E.E gözlerini kapatırken “Sesini kıs SJ,” diye yakındı.
Bir anda kırmızı bir cübbe belirdi ve SJ’nin yüzeyinin bir kısmını kapladı. Kolları ve bacakları da yanlarından çıktı ve kısa süre sonra SJ iki ayağı üzerinde durmaya başladı.
E.E gözlerini bir kez daha açarken “Teşekkürler,” diye seslendi.
SJ diğer uca oturup Gustav’ın dönüşünü beklemeye başladı.
“Peki ya Endric?” Aildris bir kez daha sordu.
“Uzay gemisine geri dönmüş olmalı. Onu oraya Gustav gönderdi.”
….
….
Muhteşem bir şekilde tasarlanmış ve bilgisayarlarla donatılmış bir mekânda, uzayın acımasız boşluğuna uygun olarak tasarlanmış işlevsellik ve estetiğin uyumlu bir karışımı görülebiliyordu.
Komuta merkezinin bulunduğu yerin hemen ilerisinde, ergonomik olarak tasarlanmış koltukların önüne yerleştirilmiş yarım daire şeklinde bir dizi kontrol paneli ve holografik ekran vardı.
Koltuklardan ikisinde bir erkek ve bir kadın figürü oturuyordu.
Endric solundaki kısa beyaz saçlı güzel kıza “Gerçekten burada olamazsın,” dedi.

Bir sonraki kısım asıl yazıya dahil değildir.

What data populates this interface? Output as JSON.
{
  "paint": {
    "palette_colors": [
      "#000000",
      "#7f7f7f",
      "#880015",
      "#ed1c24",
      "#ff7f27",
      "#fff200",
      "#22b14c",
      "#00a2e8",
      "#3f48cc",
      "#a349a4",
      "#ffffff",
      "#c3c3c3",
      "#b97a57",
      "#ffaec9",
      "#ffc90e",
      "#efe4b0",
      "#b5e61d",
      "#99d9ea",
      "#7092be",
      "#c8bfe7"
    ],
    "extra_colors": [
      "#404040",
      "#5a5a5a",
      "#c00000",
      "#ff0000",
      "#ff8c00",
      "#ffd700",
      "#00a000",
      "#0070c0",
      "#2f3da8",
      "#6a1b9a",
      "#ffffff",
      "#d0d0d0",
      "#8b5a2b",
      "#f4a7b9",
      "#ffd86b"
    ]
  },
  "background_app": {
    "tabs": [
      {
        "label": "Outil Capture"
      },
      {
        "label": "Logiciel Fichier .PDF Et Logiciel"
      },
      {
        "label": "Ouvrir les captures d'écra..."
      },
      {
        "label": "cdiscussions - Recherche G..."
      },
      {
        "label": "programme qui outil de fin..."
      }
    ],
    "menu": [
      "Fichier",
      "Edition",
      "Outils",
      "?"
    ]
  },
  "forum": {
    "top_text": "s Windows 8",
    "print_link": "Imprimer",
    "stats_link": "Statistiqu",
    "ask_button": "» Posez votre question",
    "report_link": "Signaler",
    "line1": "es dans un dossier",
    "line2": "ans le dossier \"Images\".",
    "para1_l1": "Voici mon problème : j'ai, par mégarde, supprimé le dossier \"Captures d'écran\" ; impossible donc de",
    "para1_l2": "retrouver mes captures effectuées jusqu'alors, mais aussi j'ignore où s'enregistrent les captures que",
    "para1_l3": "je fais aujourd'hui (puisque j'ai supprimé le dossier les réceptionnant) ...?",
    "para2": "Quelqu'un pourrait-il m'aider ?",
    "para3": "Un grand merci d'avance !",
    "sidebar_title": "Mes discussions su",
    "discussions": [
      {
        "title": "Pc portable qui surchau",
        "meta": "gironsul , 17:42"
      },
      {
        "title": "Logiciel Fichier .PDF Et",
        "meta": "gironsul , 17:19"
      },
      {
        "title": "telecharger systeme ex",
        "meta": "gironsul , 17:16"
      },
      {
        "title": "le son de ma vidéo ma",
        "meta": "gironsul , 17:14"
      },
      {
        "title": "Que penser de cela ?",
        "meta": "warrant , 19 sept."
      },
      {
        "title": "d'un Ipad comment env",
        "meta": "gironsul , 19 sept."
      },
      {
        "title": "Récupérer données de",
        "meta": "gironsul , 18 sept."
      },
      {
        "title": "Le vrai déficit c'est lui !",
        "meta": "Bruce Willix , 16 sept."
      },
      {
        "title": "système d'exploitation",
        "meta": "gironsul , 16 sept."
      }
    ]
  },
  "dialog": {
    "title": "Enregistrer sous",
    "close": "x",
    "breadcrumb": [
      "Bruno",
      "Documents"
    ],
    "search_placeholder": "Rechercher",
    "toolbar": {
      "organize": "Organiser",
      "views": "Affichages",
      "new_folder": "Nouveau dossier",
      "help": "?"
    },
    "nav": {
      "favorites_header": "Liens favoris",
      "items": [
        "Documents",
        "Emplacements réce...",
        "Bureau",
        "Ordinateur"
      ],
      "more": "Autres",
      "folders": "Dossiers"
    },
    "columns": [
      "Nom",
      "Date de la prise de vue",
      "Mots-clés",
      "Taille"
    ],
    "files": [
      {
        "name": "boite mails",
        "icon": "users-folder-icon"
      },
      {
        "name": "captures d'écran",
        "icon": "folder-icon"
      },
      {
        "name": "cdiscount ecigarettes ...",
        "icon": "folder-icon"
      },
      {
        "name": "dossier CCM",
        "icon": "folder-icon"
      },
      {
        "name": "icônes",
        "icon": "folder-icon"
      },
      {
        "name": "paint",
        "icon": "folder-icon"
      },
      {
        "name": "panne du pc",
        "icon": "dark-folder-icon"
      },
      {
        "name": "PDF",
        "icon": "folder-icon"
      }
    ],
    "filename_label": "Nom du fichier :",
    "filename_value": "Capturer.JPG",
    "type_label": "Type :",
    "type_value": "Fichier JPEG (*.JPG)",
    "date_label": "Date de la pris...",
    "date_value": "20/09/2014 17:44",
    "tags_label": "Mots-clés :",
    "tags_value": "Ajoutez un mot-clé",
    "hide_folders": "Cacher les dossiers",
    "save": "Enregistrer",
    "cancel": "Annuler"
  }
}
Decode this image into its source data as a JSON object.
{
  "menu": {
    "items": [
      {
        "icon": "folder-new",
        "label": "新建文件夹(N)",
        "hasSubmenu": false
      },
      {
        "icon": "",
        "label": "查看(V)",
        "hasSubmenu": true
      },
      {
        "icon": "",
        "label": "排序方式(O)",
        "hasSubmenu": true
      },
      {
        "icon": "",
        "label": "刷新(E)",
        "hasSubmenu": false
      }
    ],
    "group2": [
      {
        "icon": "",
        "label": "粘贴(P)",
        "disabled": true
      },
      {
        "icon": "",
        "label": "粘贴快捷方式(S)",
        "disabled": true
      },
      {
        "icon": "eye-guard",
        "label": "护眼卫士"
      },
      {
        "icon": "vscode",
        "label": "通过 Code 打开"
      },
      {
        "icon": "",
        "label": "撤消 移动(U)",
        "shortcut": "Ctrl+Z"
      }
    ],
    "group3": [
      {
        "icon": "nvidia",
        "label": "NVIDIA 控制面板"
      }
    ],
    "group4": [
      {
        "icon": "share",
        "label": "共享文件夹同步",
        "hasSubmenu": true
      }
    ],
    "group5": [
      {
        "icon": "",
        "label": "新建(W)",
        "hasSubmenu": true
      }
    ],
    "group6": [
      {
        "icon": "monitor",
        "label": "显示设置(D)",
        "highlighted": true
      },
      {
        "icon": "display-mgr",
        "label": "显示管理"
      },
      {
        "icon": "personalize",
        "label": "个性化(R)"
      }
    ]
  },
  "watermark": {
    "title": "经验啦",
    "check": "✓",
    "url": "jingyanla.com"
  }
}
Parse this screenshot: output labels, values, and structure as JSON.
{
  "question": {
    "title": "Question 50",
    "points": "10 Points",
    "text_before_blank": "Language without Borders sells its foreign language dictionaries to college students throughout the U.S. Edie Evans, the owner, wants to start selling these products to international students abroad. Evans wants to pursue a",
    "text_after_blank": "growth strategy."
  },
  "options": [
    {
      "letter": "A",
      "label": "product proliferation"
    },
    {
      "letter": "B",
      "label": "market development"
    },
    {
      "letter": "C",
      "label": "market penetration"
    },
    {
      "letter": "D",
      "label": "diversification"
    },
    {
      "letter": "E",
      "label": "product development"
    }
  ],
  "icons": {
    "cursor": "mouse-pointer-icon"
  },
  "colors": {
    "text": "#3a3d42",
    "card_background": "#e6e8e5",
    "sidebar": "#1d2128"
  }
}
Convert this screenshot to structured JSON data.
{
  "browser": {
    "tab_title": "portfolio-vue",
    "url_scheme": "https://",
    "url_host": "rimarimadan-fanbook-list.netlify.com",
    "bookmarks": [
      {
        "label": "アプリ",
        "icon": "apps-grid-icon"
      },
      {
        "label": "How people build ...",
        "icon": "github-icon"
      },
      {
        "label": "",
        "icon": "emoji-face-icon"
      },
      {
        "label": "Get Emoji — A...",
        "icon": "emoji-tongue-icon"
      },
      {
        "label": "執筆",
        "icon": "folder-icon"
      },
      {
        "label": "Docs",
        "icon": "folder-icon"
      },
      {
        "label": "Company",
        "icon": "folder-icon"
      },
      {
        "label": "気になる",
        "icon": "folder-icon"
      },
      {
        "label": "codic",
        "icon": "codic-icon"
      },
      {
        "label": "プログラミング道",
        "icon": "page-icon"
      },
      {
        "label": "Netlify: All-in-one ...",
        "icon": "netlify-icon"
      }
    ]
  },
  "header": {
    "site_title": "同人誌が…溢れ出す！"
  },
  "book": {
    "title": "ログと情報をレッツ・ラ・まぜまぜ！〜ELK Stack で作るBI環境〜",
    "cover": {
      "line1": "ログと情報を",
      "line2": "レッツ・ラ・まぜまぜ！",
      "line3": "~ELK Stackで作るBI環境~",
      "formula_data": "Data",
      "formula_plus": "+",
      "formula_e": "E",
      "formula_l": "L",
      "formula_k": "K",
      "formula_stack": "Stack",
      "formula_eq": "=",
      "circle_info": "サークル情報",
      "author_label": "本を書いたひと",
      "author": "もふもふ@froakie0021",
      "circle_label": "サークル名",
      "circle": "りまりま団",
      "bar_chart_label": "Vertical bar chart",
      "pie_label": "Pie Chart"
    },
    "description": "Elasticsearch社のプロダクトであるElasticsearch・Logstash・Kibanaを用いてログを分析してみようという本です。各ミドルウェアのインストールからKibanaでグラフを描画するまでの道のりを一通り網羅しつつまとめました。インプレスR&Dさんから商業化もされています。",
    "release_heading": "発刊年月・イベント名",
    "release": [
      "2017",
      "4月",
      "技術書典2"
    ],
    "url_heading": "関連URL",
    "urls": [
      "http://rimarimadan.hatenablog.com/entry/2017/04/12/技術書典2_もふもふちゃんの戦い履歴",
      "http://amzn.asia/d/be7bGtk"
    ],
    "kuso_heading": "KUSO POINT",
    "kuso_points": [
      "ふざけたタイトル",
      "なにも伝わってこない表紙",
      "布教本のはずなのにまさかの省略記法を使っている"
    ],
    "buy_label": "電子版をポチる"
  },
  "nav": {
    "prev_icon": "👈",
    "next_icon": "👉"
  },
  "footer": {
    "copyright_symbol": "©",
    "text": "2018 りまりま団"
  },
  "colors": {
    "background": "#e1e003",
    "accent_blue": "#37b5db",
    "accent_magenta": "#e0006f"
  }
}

“O benim en iyi arkadaşım, hatırladın mı? Bunu kaçırmamın imkânı yok,” diye cevap verdi Matilda inatçı bir ifadeyle.
“Sana izin vermez,” diye başını salladı Endric.
“Gustav ayak parmaklarımı emebilir, umurumda değil. Ben geliyorum!” Kadın yılmadan seslendi.
“Ayak parmaklarını emmeyeceğim ama sen gelmiyorsun,”
Arkadan tanıdık bir erkek sesi duyuldu.
“Ağabey…”
“Gustav!”
İkisi de şok içinde aynı anda arkalarını döndüler.
“Sen ne zaman…?” Matilda Endric’ten daha çok şaşırmıştı çünkü Gustav’ın şu anki gücü hakkında hiçbir fikri yoktu.
Gustav ona yaklaşırken, “Fark etmez,” diyerek sözünü kesti.
“Sana da merhaba, hmph!” Matilda isteksizce seslendi.
Birbirlerini son kez görmelerinin üzerinden aylar geçmişti ama Gustav ona bir merhaba bile diyememişti.
“Dünyaya ne zaman döndün? Hâlâ orada olman gerekmiyor mu?” Gustav yukarıyı işaret etti.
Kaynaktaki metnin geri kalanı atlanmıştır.